← Back to context

Comment by PaulDavisThe1st

5 hours ago

Theoretically, it makes sense (go look at any of the diagrams of what a "zero crossing" is online, and it totally does.

The problem is that sign(x[n-1]) != sign(x[n]) describes a place where two successive samples differ in sign, but no sample is actually has a value of zero. Thus, to perform an edit there, if your goal is to avoid a click by truncating with a non-zero sample value, you need to add/assign a value of zero to a sample. This introduces distortion - you are artifically changing the shape of the waveform, which implies the introduction of all kinds of frequency artifacts.

Zero crossings are not computed by finding a minimum between two consecutive samples - that would almost never involve a sign change.

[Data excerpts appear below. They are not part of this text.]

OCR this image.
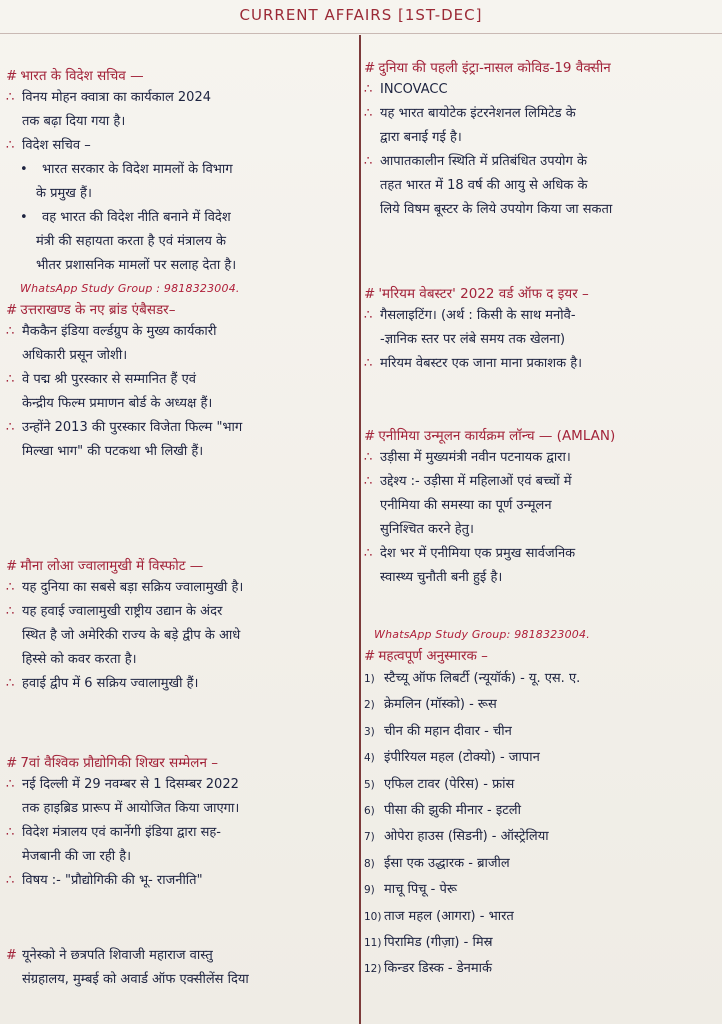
CURRENT AFFAIRS [1ST-DEC]
# भारत के विदेश सचिव —
∴ विनय मोहन क्वात्रा का कार्यकाल 2024
तक बढ़ा दिया गया है।
∴ विदेश सचिव –
• भारत सरकार के विदेश मामलों के विभाग
के प्रमुख हैं।
• वह भारत की विदेश नीति बनाने में विदेश
मंत्री की सहायता करता है एवं मंत्रालय के
भीतर प्रशासनिक मामलों पर सलाह देता है।
WhatsApp Study Group : 9818323004.
# उत्तराखण्ड के नए ब्रांड एंबैसडर–
∴ मैककैन इंडिया वर्ल्डग्रुप के मुख्य कार्यकारी
अधिकारी प्रसून जोशी।
∴ वे पद्म श्री पुरस्कार से सम्मानित हैं एवं
केन्द्रीय फिल्म प्रमाणन बोर्ड के अध्यक्ष हैं।
∴ उन्होंने 2013 की पुरस्कार विजेता फिल्म "भाग
मिल्खा भाग" की पटकथा भी लिखी हैं।
# मौना लोआ ज्वालामुखी में विस्फोट —
∴ यह दुनिया का सबसे बड़ा सक्रिय ज्वालामुखी है।
∴ यह हवाई ज्वालामुखी राष्ट्रीय उद्यान के अंदर
स्थित है जो अमेरिकी राज्य के बड़े द्वीप के आधे
हिस्से को कवर करता है।
∴ हवाई द्वीप में 6 सक्रिय ज्वालामुखी हैं।
# 7वां वैश्विक प्रौद्योगिकी शिखर सम्मेलन –
∴ नई दिल्ली में 29 नवम्बर से 1 दिसम्बर 2022
तक हाइब्रिड प्रारूप में आयोजित किया जाएगा।
∴ विदेश मंत्रालय एवं कार्नेगी इंडिया द्वारा सह-
मेजबानी की जा रही है।
∴ विषय :- "प्रौद्योगिकी की भू- राजनीति"
# यूनेस्को ने छत्रपति शिवाजी महाराज वास्तु
संग्रहालय, मुम्बई को अवार्ड ऑफ एक्सीलेंस दिया
# दुनिया की पहली इंट्रा-नासल कोविड-19 वैक्सीन
∴ INCOVACC
∴ यह भारत बायोटेक इंटरनेशनल लिमिटेड के
द्वारा बनाई गई है।
∴ आपातकालीन स्थिति में प्रतिबंधित उपयोग के
तहत भारत में 18 वर्ष की आयु से अधिक के
लिये विषम बूस्टर के लिये उपयोग किया जा सकता
# 'मरियम वेबस्टर' 2022 वर्ड ऑफ द इयर –
∴ गैसलाइटिंग। (अर्थ : किसी के साथ मनोवै-
-ज्ञानिक स्तर पर लंबे समय तक खेलना)
∴ मरियम वेबस्टर एक जाना माना प्रकाशक है।
# एनीमिया उन्मूलन कार्यक्रम लॉन्च — (AMLAN)
∴ उड़ीसा में मुख्यमंत्री नवीन पटनायक द्वारा।
∴ उद्देश्य :- उड़ीसा में महिलाओं एवं बच्चों में
एनीमिया की समस्या का पूर्ण उन्मूलन
सुनिश्चित करने हेतु।
∴ देश भर में एनीमिया एक प्रमुख सार्वजनिक
स्वास्थ्य चुनौती बनी हुई है।
WhatsApp Study Group: 9818323004.
# महत्वपूर्ण अनुस्मारक –
1) स्टैच्यू ऑफ लिबर्टी (न्यूयॉर्क) - यू. एस. ए.
2) क्रेमलिन (मॉस्को) - रूस
3) चीन की महान दीवार - चीन
4) इंपीरियल महल (टोक्यो) - जापान
5) एफिल टावर (पेरिस) - फ्रांस
6) पीसा की झुकी मीनार - इटली
7) ओपेरा हाउस (सिडनी) - ऑस्ट्रेलिया
8) ईसा एक उद्धारक - ब्राजील
9) माचू पिचू - पेरू
10) ताज महल (आगरा) - भारत
11) पिरामिड (गीज़ा) - मिस्र
12) किन्डर डिस्क - डेनमार्क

And if they are computed by finding the minimum between two consecutive samples that also involves a sign change, there's a very good chance that you'll be long way from your desired cut point, even if you ignore the distortion issue.

It really was a completely misguided idea. If the situation was:

     sign(x[n-2) != sign(x[n]) && x[n-1] == 0

then it would be great. But this essentially never happens in real audio.

> Thus, to perform an edit there, if your goal is to avoid a click by truncating with a non-zero sample value, you need to add/assign a value of zero to a sample.

No, you (the editor, not an algorithm) look at the waveform and see where the amplitude begins to significantly oscillate and place the edit at a reasonable point, like where the signal is near the noise floor and at a point where it crosses zero. There's no zero stuffing.

This kind of thing isn't computed, a human being is looking at the waveform and listening back to choose where to drop the edit point. You don't always get it pop-free but it's much better than an arbitrary point as the sample is rising.

I mean, you could use an algorithm for this. It would be a pair of averaging filters with like a VAD, but with lookahead, picking an arbitrary point some position before activity is detected (peak - noise_floor > threshold)) which could be where avg(x[n-N..n]) ~= noise_floor && sign(x[n]) != (sign(x[n-1]).

  • > You don't always get it pop-free but it's much better than an arbitrary point as the sample is rising.

    I agree with this, but that doesn't invalidate anything I've said. When you or a bit of software decide to make the cut at x[n], you are faced with the near certainty that the x[n] != 0. If you set it (or x[n+1]) to zero, you add distortion; if you don't, the risk of a pop is significant.

    By contrast, if you apply a fade, the risk of getting a pop is negligible and you can make the cut anywhere you want without paying attention to 1 sample-per-pixel or finer zoom level and the details of the waveform.